Since we are targeting the Skylake, it was possible to use the instruction SHLX from the BMI extensions. The instruction performs shift left, but does not alter the CPU flags register. By not doing this, it does not create any indirect dependencies between instructions.

Optimization #3

Seems we reached the end? Not really. We are calculating four cases:

len * 1 > 4
len * 2 > 4
len * 4 > 4
len * 8 > 4

Remembering that len is an unsigned integer, we may rewrite the expressions:

len > 5     # 5 * 1 > 4
len > 3     # 3 * 2 > 4
len > 2     # 2 * 4 > 4
len > 1     # 1 * 8 > 4

We just figured out the minimum value of len for which the expression len * coefficient > 4 is true.
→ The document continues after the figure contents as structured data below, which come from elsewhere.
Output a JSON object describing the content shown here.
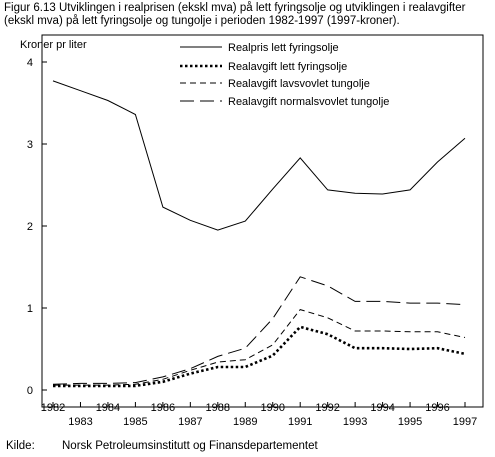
{
  "title": "Figur 6.13 Utviklingen i realprisen (ekskl mva) på lett fyringsolje og utviklingen i realavgifter\n(ekskl mva) på lett fyringsolje og tungolje  i perioden 1982-1997 (1997-kroner).",
  "source": {
    "label": "Kilde:",
    "text": "Norsk Petroleumsinstitutt og Finansdepartementet"
  },
  "chart_data": {
    "type": "line",
    "ylabel": "Kroner pr liter",
    "xlabel": "",
    "ylim": [
      0,
      4
    ],
    "yticks": [
      "0",
      "1",
      "2",
      "3",
      "4"
    ],
    "x": [
      "1982",
      "1983",
      "1984",
      "1985",
      "1986",
      "1987",
      "1988",
      "1989",
      "1990",
      "1991",
      "1992",
      "1993",
      "1994",
      "1995",
      "1996",
      "1997"
    ],
    "legend_position": "top-right",
    "series": [
      {
        "name": "Realpris lett fyringsolje",
        "style": "solid",
        "values": [
          3.77,
          3.65,
          3.53,
          3.36,
          2.23,
          2.07,
          1.95,
          2.06,
          2.45,
          2.83,
          2.44,
          2.4,
          2.39,
          2.44,
          2.78,
          3.07
        ]
      },
      {
        "name": "Realavgift lett fyringsolje",
        "style": "dotted",
        "values": [
          0.05,
          0.05,
          0.05,
          0.05,
          0.1,
          0.2,
          0.28,
          0.28,
          0.42,
          0.77,
          0.68,
          0.51,
          0.51,
          0.5,
          0.51,
          0.44
        ]
      },
      {
        "name": "Realavgift lavsvovlet tungolje",
        "style": "short-dash",
        "values": [
          0.06,
          0.06,
          0.06,
          0.07,
          0.13,
          0.24,
          0.34,
          0.37,
          0.55,
          0.98,
          0.88,
          0.72,
          0.72,
          0.71,
          0.71,
          0.64
        ]
      },
      {
        "name": "Realavgift normalsvovlet tungolje",
        "style": "long-dash",
        "values": [
          0.07,
          0.08,
          0.08,
          0.09,
          0.16,
          0.26,
          0.41,
          0.51,
          0.87,
          1.38,
          1.27,
          1.08,
          1.08,
          1.06,
          1.06,
          1.04
        ]
      }
    ]
  }
}
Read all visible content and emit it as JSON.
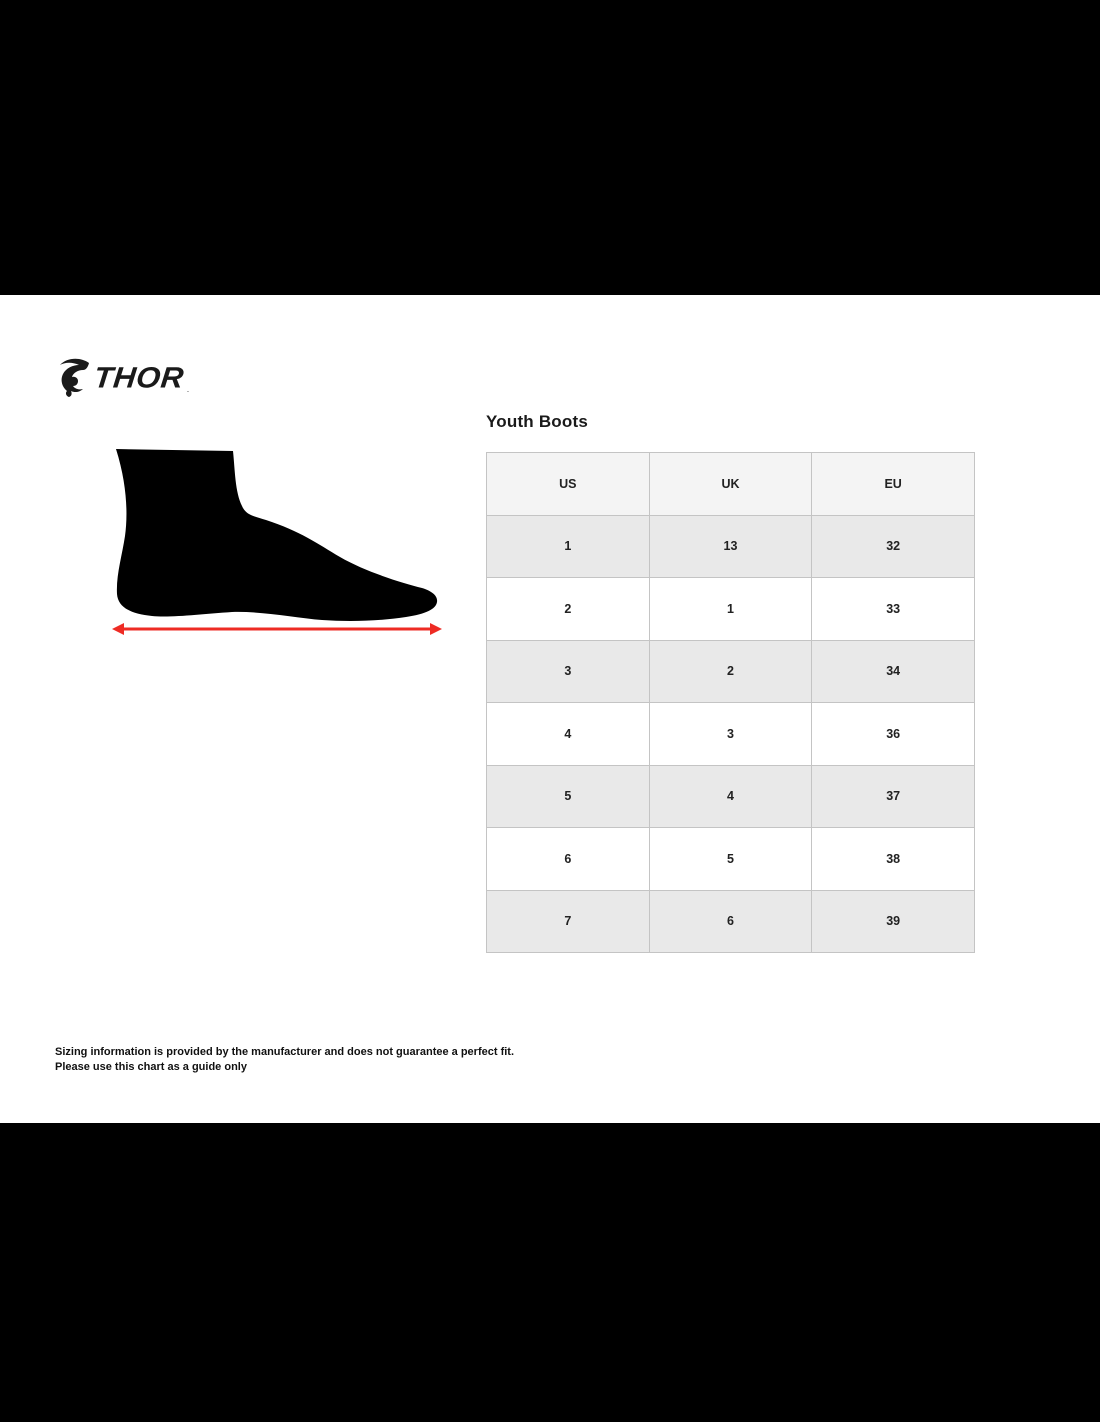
{
  "logo": {
    "brand": "THOR",
    "trademark": ".",
    "icon": "goat-head-icon"
  },
  "title": "Youth Boots",
  "chart_data": {
    "type": "table",
    "title": "Youth Boots",
    "columns": [
      "US",
      "UK",
      "EU"
    ],
    "rows": [
      [
        "1",
        "13",
        "32"
      ],
      [
        "2",
        "1",
        "33"
      ],
      [
        "3",
        "2",
        "34"
      ],
      [
        "4",
        "3",
        "36"
      ],
      [
        "5",
        "4",
        "37"
      ],
      [
        "6",
        "5",
        "38"
      ],
      [
        "7",
        "6",
        "39"
      ]
    ],
    "layout_hints": {
      "header_background": "#f4f4f4",
      "alt_row_background": "#e9e9e9",
      "border_color": "#c4c4c4",
      "zebra_striping": true
    }
  },
  "illustration": {
    "name": "foot-silhouette",
    "measurement_arrow_icon": "double-headed-arrow-icon",
    "arrow_color": "#ee2b24",
    "silhouette_color": "#000000"
  },
  "disclaimer": {
    "line1": "Sizing information is provided by the manufacturer and does not guarantee a perfect fit.",
    "line2": "Please use this chart as a guide only"
  },
  "colors": {
    "letterbox_bars": "#000000",
    "page_background": "#ffffff",
    "text": "#1a1a1a"
  }
}
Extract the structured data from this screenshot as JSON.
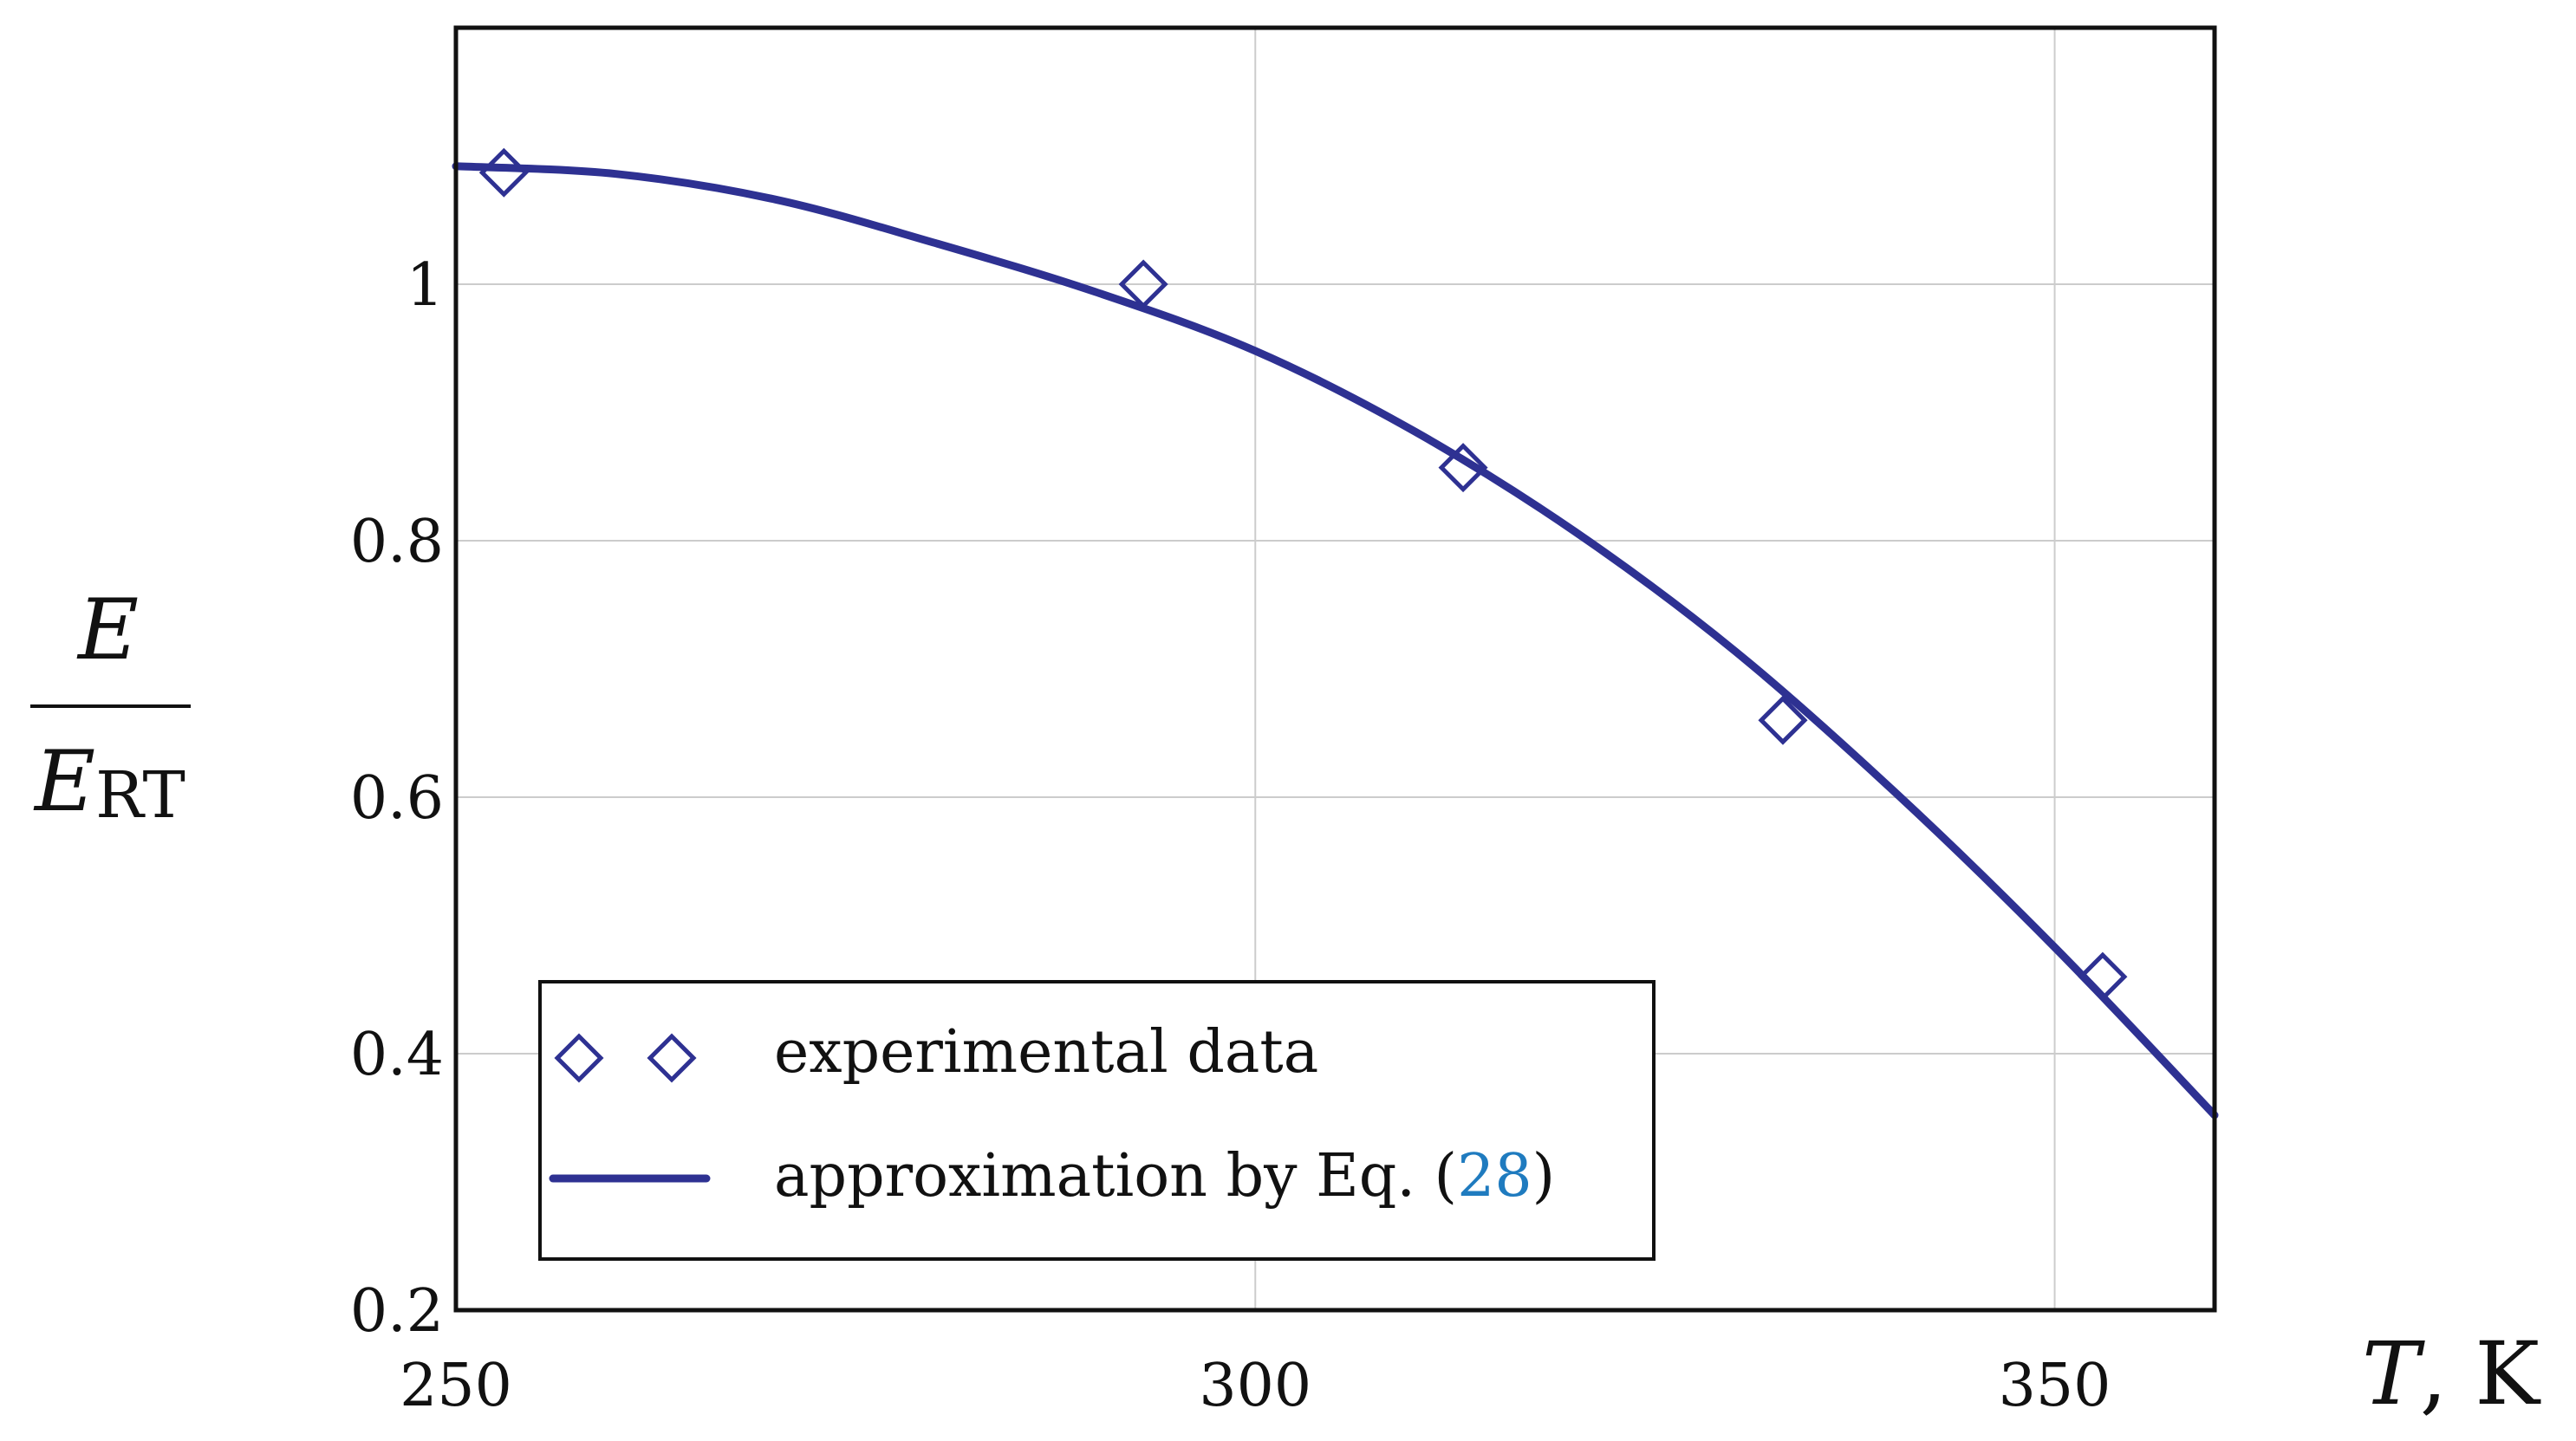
{
  "chart_data": {
    "type": "scatter",
    "title": "",
    "xlabel": {
      "var": "T",
      "sep": ", ",
      "unit": "K"
    },
    "ylabel": {
      "numerator": "E",
      "denominator": "E",
      "subscript": "RT"
    },
    "xlim": [
      250,
      360
    ],
    "ylim": [
      0.2,
      1.2
    ],
    "x_ticks": [
      "250",
      "300",
      "350"
    ],
    "x_tick_values": [
      250,
      300,
      350
    ],
    "y_ticks": [
      "0.2",
      "0.4",
      "0.6",
      "0.8",
      "1"
    ],
    "y_tick_values": [
      0.2,
      0.4,
      0.6,
      0.8,
      1.0
    ],
    "grid": true,
    "series": [
      {
        "name": "experimental data",
        "kind": "markers",
        "marker": "diamond",
        "x": [
          253,
          293,
          313,
          333,
          353
        ],
        "y": [
          1.087,
          1.0,
          0.857,
          0.66,
          0.46
        ]
      },
      {
        "name": "approximation by Eq. (28)",
        "kind": "line",
        "x": [
          250,
          260,
          270,
          280,
          290,
          300,
          310,
          320,
          330,
          340,
          350,
          360
        ],
        "y": [
          1.092,
          1.086,
          1.066,
          1.032,
          0.994,
          0.948,
          0.885,
          0.807,
          0.714,
          0.604,
          0.483,
          0.352
        ]
      }
    ],
    "legend": {
      "position": "bottom-left",
      "entries": [
        {
          "label": "experimental data"
        },
        {
          "label_prefix": "approximation by Eq. (",
          "ref": "28",
          "label_suffix": ")"
        }
      ]
    }
  },
  "colors": {
    "series": "#2e3192",
    "grid": "#cccccc",
    "frame": "#111111",
    "ref_link": "#1f7bbf"
  }
}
As a result, we may get rid of multiplication/shift.

bool fun4(unsigned int len, unsigned int type) {
    if (type >= 14) {
        type = 0;
    }
    const unsigned bound = "\x05\x05\x05\x03\x02\x01\x05\x05\x03\x02\x01\x02\x01\x02"[type];
    return len > bound;
}

The compiler output:

    movl    $5, %eax            # bound = lookup[0]
    cmpl    $13, %esi           # type >= 14
    ja      .L9
    movl    %esi, %esi
    leaq    .LC3(%rip), %rax
    movsbl  (%rax,%rsi), %eax   # bound = lookup[type]
.L9:
    cmpl    %eax, %edi          # len > cond
    seta    %al
    ret

Conclusions:

All in all, the trick with subscripting a string is neat. This is what a compiler may do underneath for switch statements, but it is not guaranteed.
Clang uses conditional moves instead of jumps.